Now the only thing left to do is to register the backend ContainerModule configuration in the package.json file

  "theiaExtensions": [
    {
      "frontend": "lib/browser/hello-world-frontend-module",
      "backend": "lib/node/hello-world-backend-module"
    }
  ]

and we are all set. When we launch first the backend, then the frontend in the browser and click on the Say Hello menu item, the new message will appear: Hello from the backend!

Debugging

Backend debugging is easier than frontend debugging described in the previous article, because we don’t need to deal with a browser debugging engine. The VS Code debugger can natively attach to the backend process and the yeoman code generator already took care of creating a launch configuration for us in launch.json. So, we can just place a breakpoint in the getHelloString() method in the HelloWorldImpl classlaunch the Launch Backend configuration, and when we click the menu item in the frontend, we see that the breakpoint is hit.

Besides plain breakpoints, VS Code also supports conditional breakpoints, breakpoints with hit counts, and logpoints. The latter are really useful when trying to find out which part of code is called when. Using a logpoint, you can inject an arbitrary log statement that is executed without the debugger suspending the execution.

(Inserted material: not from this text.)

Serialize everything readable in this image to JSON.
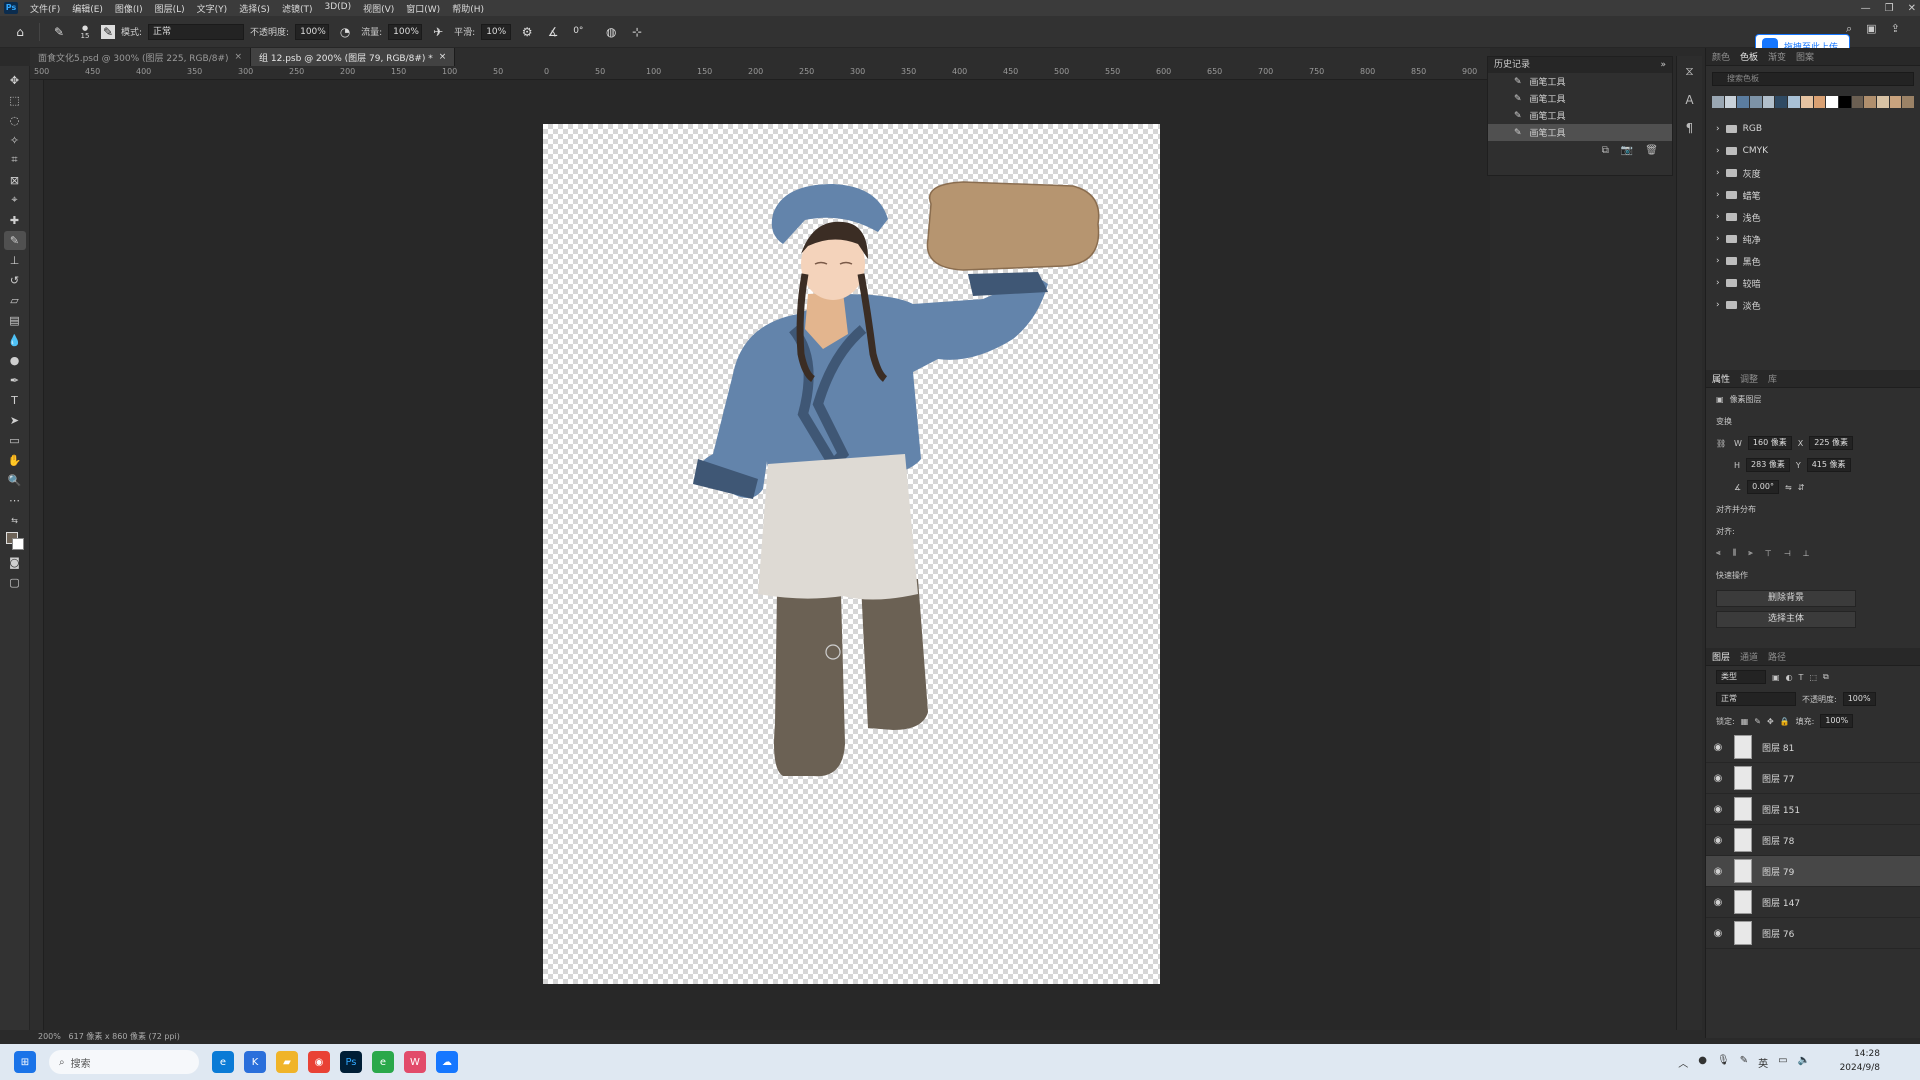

To try it out, let’s add a logpoint in the node_modules/@theia/core/src/common/messaging/proxy-factory.ts at line 156 in the onRequest method by right-clicking on the line number and selecting Add Logpoint .... As the expression we enter Request: {method}. The expression inside the curly braces is evaluated when the breakpoint is hit.

Now, we can play around with the frontend and can see the requests that are issues to the backend:

 

Note: At the time of writing this, there is a bug in the VS Code JavaScript debugger that prevents logpoints from working correctly with Theia. This bug is already fixed when installing the vscode-js-debug nightly as described here, and will hopefully be resolved soon in the next VS Code release.

And with this, I close today’s article. Have fun playing around with logpoints.